To stretch the CCR reference, Turnpike became my gateway drug into all that Alt-country and its adjacent genres had to offer. After Turnpike came Jason Isbell, then Josh Ritter, Ruston Kelly (Dirt Emo), John Moreland, and many others.
And eventually, the Troubadours led me to reconnect with John Prine, the titanic songwriter from whom many of these alt-country artists drew their inspiration. Prine was my dad’s favorite singer-songwriter. When we were in the car, Prine’s cassettes were playing as my dad strummed his air acoustic guitar and sang the words. I didn’t get it then. But I do now.
My dad died not too long after this musical renaissance within me. In that season, these alt-country artists and their songs moved from casual friends to close companions. See the Josh Ritter example from last week’s Swap. These songs helped interpret that time—and the times that followed.
Since then, I’ve seen many of these artists live. It’s one more gift from the day I encountered the Troubadours. After your music soul is saved, you want to sing your favorite songs with a few hundred other converts. A friend from the emo days and I now joke that live music is “cheap therapy”—you trade some middle-aged man’s overpriced leather couch (shoutout to Noah Kahan) for a $30 GA seat to a show.
All that to say, thanks to the Turnpike Troubadours, music was once again back in my life.
Can music save your mortal soul?
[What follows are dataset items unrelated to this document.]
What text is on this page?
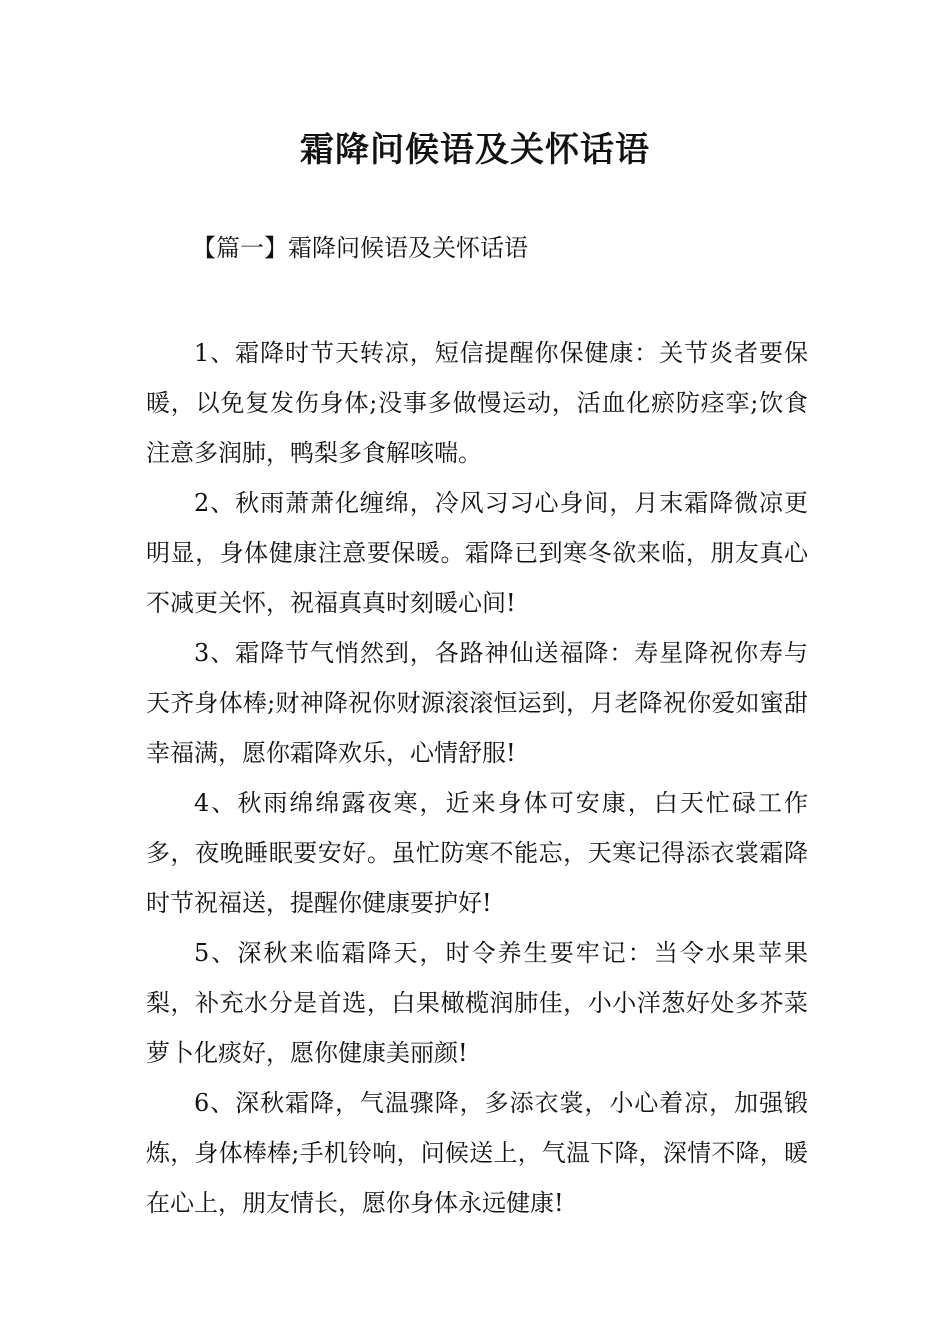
霜降问候语及关怀话语
【篇一】霜降问候语及关怀话语

1、霜降时节天转凉，短信提醒你保健康：关节炎者要保暖，以免复发伤身体;没事多做慢运动，活血化瘀防痉挛;饮食注意多润肺，鸭梨多食解咳喘。

2、秋雨萧萧化缠绵，冷风习习心身间，月末霜降微凉更明显，身体健康注意要保暖。霜降已到寒冬欲来临，朋友真心不减更关怀，祝福真真时刻暖心间!

3、霜降节气悄然到，各路神仙送福降：寿星降祝你寿与天齐身体棒;财神降祝你财源滚滚恒运到，月老降祝你爱如蜜甜幸福满，愿你霜降欢乐，心情舒服!

4、秋雨绵绵露夜寒，近来身体可安康，白天忙碌工作多，夜晚睡眠要安好。虽忙防寒不能忘，天寒记得添衣裳霜降时节祝福送，提醒你健康要护好!

5、深秋来临霜降天，时令养生要牢记：当令水果苹果梨，补充水分是首选，白果橄榄润肺佳，小小洋葱好处多芥菜萝卜化痰好，愿你健康美丽颜!

6、深秋霜降，气温骤降，多添衣裳，小心着凉，加强锻炼，身体棒棒;手机铃响，问候送上，气温下降，深情不降，暖在心上，朋友情长，愿你身体永远健康!
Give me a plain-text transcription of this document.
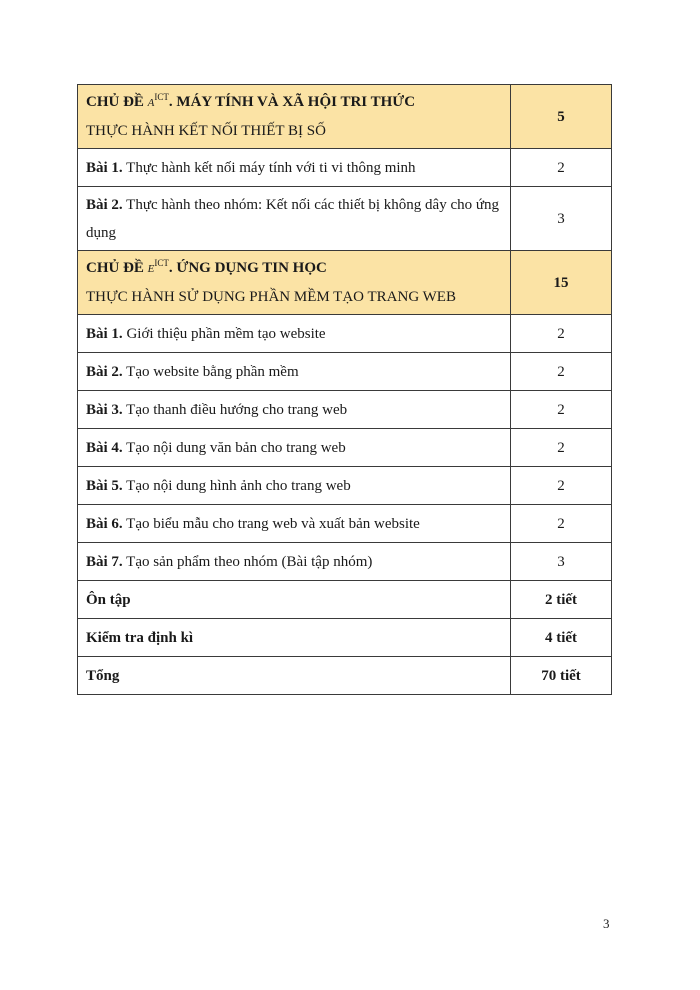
CHỦ ĐỀ $A^{ICT}$. MÁY TÍNH VÀ XÃ HỘI TRI THỨC
THỰC HÀNH KẾT NỐI THIẾT BỊ SỐ	5
Bài 1. Thực hành kết nối máy tính với ti vi thông minh	2
Bài 2. Thực hành theo nhóm: Kết nối các thiết bị không dây cho ứng dụng	3

CHỦ ĐỀ $E^{ICT}$. ỨNG DỤNG TIN HỌC
THỰC HÀNH SỬ DỤNG PHẦN MỀM TẠO TRANG WEB	15
Bài 1. Giới thiệu phần mềm tạo website	2
Bài 2. Tạo website bằng phần mềm	2
Bài 3. Tạo thanh điều hướng cho trang web	2
Bài 4. Tạo nội dung văn bản cho trang web	2
Bài 5. Tạo nội dung hình ảnh cho trang web	2
Bài 6. Tạo biểu mẫu cho trang web và xuất bản website	2
Bài 7. Tạo sản phẩm theo nhóm (Bài tập nhóm)	3
Ôn tập	2 tiết
Kiểm tra định kì	4 tiết
Tổng	70 tiết
3
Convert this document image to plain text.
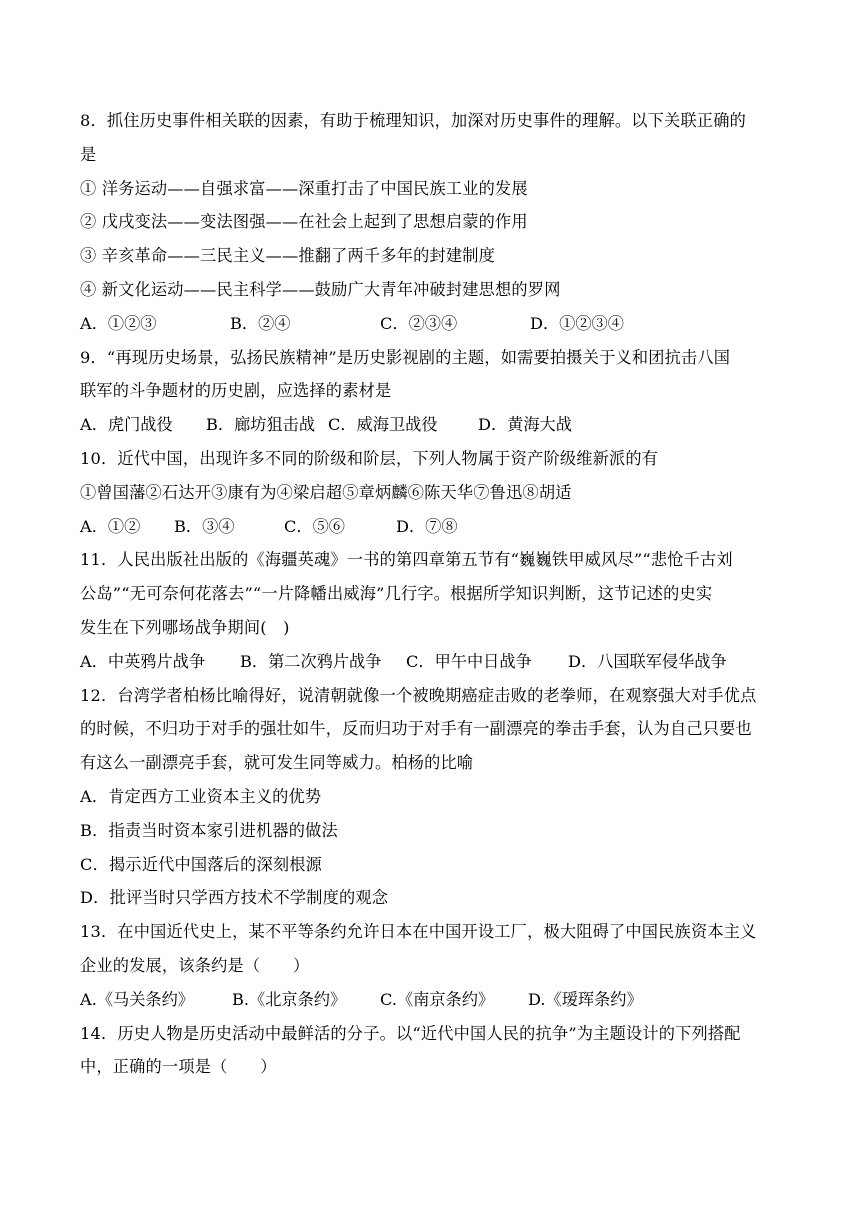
8．抓住历史事件相关联的因素，有助于梳理知识，加深对历史事件的理解。以下关联正确的
是
① 洋务运动——自强求富——深重打击了中国民族工业的发展
② 戊戌变法——变法图强——在社会上起到了思想启蒙的作用
③ 辛亥革命——三民主义——推翻了两千多年的封建制度
④ 新文化运动——民主科学——鼓励广大青年冲破封建思想的罗网
A．①②③	B．②④	C．②③④	D．①②③④
9．“再现历史场景，弘扬民族精神”是历史影视剧的主题，如需要拍摄关于义和团抗击八国
联军的斗争题材的历史剧，应选择的素材是
A．虎门战役	B．廊坊狙击战 C．威海卫战役	D．黄海大战
10．近代中国，出现许多不同的阶级和阶层，下列人物属于资产阶级维新派的有
①曾国藩②石达开③康有为④梁启超⑤章炳麟⑥陈天华⑦鲁迅⑧胡适
A．①②	B．③④	C．⑤⑥	D．⑦⑧
11．人民出版社出版的《海疆英魂》一书的第四章第五节有“巍巍铁甲威风尽”“悲怆千古刘
公岛”“无可奈何花落去”“一片降幡出威海”几行字。根据所学知识判断，这节记述的史实
发生在下列哪场战争期间(　)
A．中英鸦片战争	B．第二次鸦片战争	C．甲午中日战争	D．八国联军侵华战争
12．台湾学者柏杨比喻得好，说清朝就像一个被晚期癌症击败的老拳师，在观察强大对手优点
的时候，不归功于对手的强壮如牛，反而归功于对手有一副漂亮的拳击手套，认为自己只要也
有这么一副漂亮手套，就可发生同等威力。柏杨的比喻
A．肯定西方工业资本主义的优势
B．指责当时资本家引进机器的做法
C．揭示近代中国落后的深刻根源
D．批评当时只学西方技术不学制度的观念
13．在中国近代史上，某不平等条约允许日本在中国开设工厂，极大阻碍了中国民族资本主义
企业的发展，该条约是（　　）
A.《马关条约》	B.《北京条约》	C.《南京条约》	D.《瑷珲条约》
14．历史人物是历史活动中最鲜活的分子。以“近代中国人民的抗争”为主题设计的下列搭配
中，正确的一项是（　　）
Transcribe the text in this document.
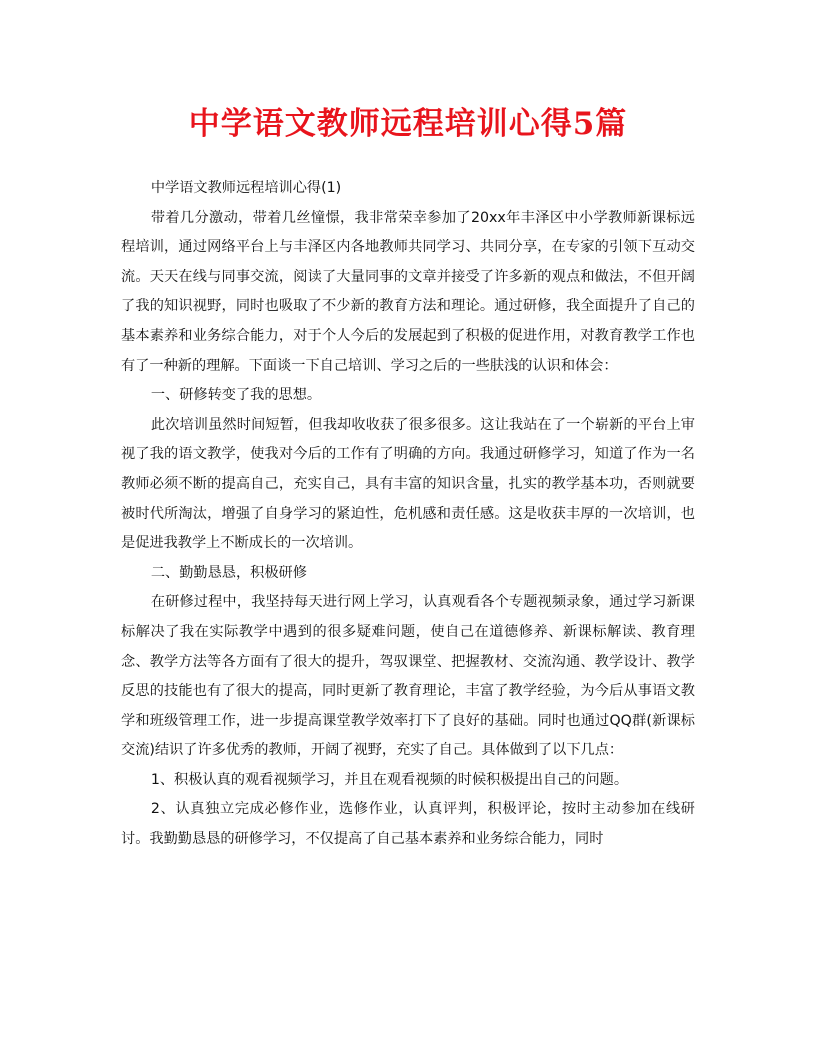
中学语文教师远程培训心得5篇

中学语文教师远程培训心得(1)

带着几分激动，带着几丝憧憬，我非常荣幸参加了20xx年丰泽区中小学教师新课标远程培训，通过网络平台上与丰泽区内各地教师共同学习、共同分享，在专家的引领下互动交流。天天在线与同事交流，阅读了大量同事的文章并接受了许多新的观点和做法，不但开阔了我的知识视野，同时也吸取了不少新的教育方法和理论。通过研修，我全面提升了自己的基本素养和业务综合能力，对于个人今后的发展起到了积极的促进作用，对教育教学工作也有了一种新的理解。下面谈一下自己培训、学习之后的一些肤浅的认识和体会：

一、研修转变了我的思想。

此次培训虽然时间短暂，但我却收收获了很多很多。这让我站在了一个崭新的平台上审视了我的语文教学，使我对今后的工作有了明确的方向。我通过研修学习，知道了作为一名教师必须不断的提高自己，充实自己，具有丰富的知识含量，扎实的教学基本功，否则就要被时代所淘汰，增强了自身学习的紧迫性，危机感和责任感。这是收获丰厚的一次培训，也是促进我教学上不断成长的一次培训。

二、勤勤恳恳，积极研修

在研修过程中，我坚持每天进行网上学习，认真观看各个专题视频录象，通过学习新课标解决了我在实际教学中遇到的很多疑难问题，使自己在道德修养、新课标解读、教育理念、教学方法等各方面有了很大的提升，驾驭课堂、把握教材、交流沟通、教学设计、教学反思的技能也有了很大的提高，同时更新了教育理论，丰富了教学经验，为今后从事语文教学和班级管理工作，进一步提高课堂教学效率打下了良好的基础。同时也通过QQ群(新课标交流)结识了许多优秀的教师，开阔了视野，充实了自己。具体做到了以下几点：

1、积极认真的观看视频学习，并且在观看视频的时候积极提出自己的问题。

2、认真独立完成必修作业，选修作业，认真评判，积极评论，按时主动参加在线研讨。我勤勤恳恳的研修学习，不仅提高了自己基本素养和业务综合能力，同时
The answer is no. Only Easter can help you there. But music can bring joy. It can create lifelong memories with good friends. And it can give you a song to sing for just about anything life throws your way.
In the same way alt-country brought soul and substance back to country music, it did the same for me. The Turnpike Troubadours saved my music soul.
Kody Gibson is a regular contributor to the Music Swap. He loves going to shows with his friends. He is dying to see Noah Kahan live, but hasn’t found the money.
Make sure to check out that new Turnpike Troubadours album. It might save your music soul.
-TheMusicSwap
I consider The Bird Hunters to be literature. One of our greatest living songwriters, for sure.
Love Turnpike, they’re such a great band and it’s great following their career. I first saw them 12 years ago playing a free festival in the DFW burbs and then last year saw them headline a sold out show at the Paycom Center in OKC.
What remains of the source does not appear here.